Altitudes in North Carolina
Author : North Carolina. Department of Conservation and Development
Publisher :
Page : 134 pages
File Size : 31,48 MB
Release : 1917
Category : North Carolina
ISBN :
Author : North Carolina. Department of Conservation and Development
Publisher :
Page : 134 pages
File Size : 31,48 MB
Release : 1917
Category : North Carolina
ISBN :
Author : U.S. Coast and Geodetic Survey
Publisher :
Page : 438 pages
File Size : 43,55 MB
Release : 1938
Category : Bench-marks
ISBN :
Author : Allan Carpenter
Publisher : Pharos Books
Page : 410 pages
File Size : 48,79 MB
Release : 1993
Category : Almanacs, American
ISBN : 9780886877248
Most exhaustive reference of the fifty states, including full-color maps.
Author : North Carolina. Board of Agriculture
Publisher :
Page : 572 pages
File Size : 31,76 MB
Release : 1896
Category : North Carolina
ISBN :
Author : John Alexander Williams
Publisher : Univ of North Carolina Press
Page : 494 pages
File Size : 40,5 MB
Release : 2003-04-03
Category : History
ISBN : 0807860522
Interweaving social, political, environmental, economic, and popular history, John Alexander Williams chronicles four and a half centuries of the Appalachian past. Along the way, he explores Appalachia's long-contested boundaries and the numerous, often contradictory images that have shaped perceptions of the region as both the essence of America and a place apart. Williams begins his story in the colonial era and describes the half-century of bloody warfare as migrants from Europe and their American-born offspring fought and eventually displaced Appalachia's Native American inhabitants. He depicts the evolution of a backwoods farm-and-forest society, its divided and unhappy fate during the Civil War, and the emergence of a new industrial order as railroads, towns, and extractive industries penetrated deeper and deeper into the mountains. Finally, he considers Appalachia's fate in the twentieth century, when it became the first American region to suffer widespread deindustrialization, and examines the partial renewal created by federal intervention and a small but significant wave of in-migration. Throughout the book, a wide range of Appalachian voices enlivens the analysis and reminds us of the importance of storytelling in the ways the people of Appalachia define themselves and their region.
Author : Timothy Silver
Publisher : Univ of North Carolina Press
Page : 356 pages
File Size : 49,89 MB
Release : 2003
Category : Nature
ISBN : 9780807854235
This volume looks at the natural and human history of North Carolina's Mount Mitchell, part of the Black Mountain range and the highest peak in the United States. It chronicles the geological forces that created this landscape, traces its environmental change and human intervention.

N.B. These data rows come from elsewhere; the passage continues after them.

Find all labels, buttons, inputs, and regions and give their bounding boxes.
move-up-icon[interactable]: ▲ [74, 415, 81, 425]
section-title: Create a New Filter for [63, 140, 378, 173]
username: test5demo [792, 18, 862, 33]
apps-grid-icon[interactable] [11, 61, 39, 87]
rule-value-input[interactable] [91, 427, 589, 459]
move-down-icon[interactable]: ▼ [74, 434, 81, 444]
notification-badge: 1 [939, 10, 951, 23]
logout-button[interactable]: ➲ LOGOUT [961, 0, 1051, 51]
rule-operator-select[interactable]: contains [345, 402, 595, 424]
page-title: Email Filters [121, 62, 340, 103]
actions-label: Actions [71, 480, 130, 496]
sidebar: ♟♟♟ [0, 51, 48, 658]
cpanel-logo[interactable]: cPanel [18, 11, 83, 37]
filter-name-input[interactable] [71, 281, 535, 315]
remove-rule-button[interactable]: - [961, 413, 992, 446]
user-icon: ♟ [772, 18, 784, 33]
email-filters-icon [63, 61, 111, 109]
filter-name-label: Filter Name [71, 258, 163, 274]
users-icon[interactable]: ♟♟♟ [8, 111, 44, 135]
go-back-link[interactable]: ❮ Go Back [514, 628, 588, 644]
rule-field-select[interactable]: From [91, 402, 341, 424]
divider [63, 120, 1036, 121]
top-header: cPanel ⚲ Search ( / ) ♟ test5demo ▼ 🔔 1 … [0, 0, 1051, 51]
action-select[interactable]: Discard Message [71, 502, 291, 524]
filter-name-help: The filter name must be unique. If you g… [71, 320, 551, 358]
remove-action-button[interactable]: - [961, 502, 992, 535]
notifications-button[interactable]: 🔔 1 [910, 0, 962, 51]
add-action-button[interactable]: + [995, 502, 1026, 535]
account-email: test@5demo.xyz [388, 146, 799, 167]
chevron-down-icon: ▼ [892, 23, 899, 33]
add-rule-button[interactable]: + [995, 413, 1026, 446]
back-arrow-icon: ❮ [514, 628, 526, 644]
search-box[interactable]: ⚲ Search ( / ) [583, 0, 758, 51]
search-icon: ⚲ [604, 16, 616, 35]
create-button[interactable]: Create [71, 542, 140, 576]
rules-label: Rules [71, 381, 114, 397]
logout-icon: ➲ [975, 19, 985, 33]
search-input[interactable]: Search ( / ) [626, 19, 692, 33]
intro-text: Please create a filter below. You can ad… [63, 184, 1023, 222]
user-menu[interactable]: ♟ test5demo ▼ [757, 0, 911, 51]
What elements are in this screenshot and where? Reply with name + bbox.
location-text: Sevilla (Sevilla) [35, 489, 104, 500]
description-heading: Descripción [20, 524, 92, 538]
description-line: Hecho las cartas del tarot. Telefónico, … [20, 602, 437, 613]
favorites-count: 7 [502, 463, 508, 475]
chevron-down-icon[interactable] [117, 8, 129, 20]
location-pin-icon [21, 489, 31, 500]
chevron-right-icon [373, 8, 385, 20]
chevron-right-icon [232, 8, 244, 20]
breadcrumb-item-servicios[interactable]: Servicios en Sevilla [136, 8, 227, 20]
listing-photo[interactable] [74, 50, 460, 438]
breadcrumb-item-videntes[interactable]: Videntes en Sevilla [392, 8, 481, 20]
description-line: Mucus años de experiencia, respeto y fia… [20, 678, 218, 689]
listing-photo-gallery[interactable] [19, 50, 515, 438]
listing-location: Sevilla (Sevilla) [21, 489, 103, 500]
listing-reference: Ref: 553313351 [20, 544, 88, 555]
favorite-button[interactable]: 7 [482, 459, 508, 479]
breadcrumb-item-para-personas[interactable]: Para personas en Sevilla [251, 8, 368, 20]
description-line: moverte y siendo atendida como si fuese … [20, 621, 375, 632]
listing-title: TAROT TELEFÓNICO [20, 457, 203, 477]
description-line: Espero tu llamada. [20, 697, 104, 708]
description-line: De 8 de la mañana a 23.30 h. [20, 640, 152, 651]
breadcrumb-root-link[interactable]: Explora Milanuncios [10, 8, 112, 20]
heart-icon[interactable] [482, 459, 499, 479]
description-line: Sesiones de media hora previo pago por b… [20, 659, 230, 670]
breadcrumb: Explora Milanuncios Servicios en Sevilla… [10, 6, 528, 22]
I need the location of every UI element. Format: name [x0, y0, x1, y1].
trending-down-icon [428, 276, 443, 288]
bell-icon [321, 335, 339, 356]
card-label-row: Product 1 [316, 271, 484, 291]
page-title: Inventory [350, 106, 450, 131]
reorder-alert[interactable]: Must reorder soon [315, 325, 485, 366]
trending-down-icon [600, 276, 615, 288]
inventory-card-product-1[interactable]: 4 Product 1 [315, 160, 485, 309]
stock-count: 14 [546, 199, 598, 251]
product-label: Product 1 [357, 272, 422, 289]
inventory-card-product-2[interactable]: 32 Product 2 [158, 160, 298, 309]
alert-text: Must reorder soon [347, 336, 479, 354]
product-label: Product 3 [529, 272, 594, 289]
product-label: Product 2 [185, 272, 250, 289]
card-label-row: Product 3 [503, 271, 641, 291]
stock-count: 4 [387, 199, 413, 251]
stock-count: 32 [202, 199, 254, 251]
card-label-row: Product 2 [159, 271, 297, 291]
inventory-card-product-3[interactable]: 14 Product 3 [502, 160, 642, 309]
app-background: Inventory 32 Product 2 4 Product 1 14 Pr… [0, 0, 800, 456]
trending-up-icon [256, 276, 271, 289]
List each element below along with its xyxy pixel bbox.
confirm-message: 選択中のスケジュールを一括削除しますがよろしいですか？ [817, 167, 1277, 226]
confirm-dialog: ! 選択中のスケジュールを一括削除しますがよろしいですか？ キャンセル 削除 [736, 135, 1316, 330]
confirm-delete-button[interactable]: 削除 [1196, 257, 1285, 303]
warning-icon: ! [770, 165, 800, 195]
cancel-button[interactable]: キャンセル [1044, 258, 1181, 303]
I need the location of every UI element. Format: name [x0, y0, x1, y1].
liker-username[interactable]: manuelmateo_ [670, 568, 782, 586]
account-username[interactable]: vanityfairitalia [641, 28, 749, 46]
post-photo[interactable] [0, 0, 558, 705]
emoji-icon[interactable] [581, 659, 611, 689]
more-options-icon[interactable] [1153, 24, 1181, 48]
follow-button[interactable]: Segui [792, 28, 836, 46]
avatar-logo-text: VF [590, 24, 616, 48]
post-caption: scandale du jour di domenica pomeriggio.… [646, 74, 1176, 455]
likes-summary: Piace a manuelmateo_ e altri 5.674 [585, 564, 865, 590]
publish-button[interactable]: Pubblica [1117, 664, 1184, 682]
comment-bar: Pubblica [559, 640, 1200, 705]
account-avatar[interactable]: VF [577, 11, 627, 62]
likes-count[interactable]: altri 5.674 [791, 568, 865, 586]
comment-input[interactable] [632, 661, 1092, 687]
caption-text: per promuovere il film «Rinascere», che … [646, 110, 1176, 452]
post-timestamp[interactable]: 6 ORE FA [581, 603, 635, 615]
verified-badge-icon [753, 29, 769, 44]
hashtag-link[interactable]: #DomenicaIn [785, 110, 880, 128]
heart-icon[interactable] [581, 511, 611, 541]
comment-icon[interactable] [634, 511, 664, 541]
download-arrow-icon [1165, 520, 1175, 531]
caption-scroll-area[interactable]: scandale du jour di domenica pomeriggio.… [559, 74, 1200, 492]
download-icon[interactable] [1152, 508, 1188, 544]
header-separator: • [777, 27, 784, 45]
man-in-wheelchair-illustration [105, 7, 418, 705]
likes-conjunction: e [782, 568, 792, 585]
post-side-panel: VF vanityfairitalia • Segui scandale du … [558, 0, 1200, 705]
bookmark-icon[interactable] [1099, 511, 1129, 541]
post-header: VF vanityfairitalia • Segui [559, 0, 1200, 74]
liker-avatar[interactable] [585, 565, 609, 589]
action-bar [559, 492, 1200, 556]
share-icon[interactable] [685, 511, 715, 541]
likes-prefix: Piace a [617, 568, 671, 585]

Author : Anne Mitchell Whisnant
Publisher : Univ of North Carolina Press
Page : 461 pages
File Size : 18,71 MB
Release : 2006-10-02
Category : History
ISBN : 0807898422
The most visited site in the National Park system, the 469-mile Blue Ridge Parkway winds along the ridges of the Appalachian mountains in Virginia and North Carolina. According to most accounts, the Parkway was a New Deal "Godsend for the needy," built without conflict or opposition by landscape architects and planners who traced their vision along a scenic, isolated southern landscape. The historical archives relating to this massive public project, however, tell a different and much more complicated story, which Anne Mitchell Whisnant relates in this revealing history of the beloved roadway.
Author :
Publisher :
Page : 360 pages
File Size : 46,89 MB
Release : 1949
Category :
ISBN :
Author : Edward Morehouse Douglas
Publisher :
Page : 306 pages
File Size : 10,40 MB
Release : 1939
Category : Physical geography
ISBN :
Author : Joseph Augustine Cushman
Publisher :
Page : 526 pages
File Size : 28,38 MB
Release : 1951
Category : Foraminifera, Fossil
ISBN :
Descriptions and illustrations of smaller Foraminifera from the Gulf Coastal region, Cuba, Central America, Haiti, and Trinidad.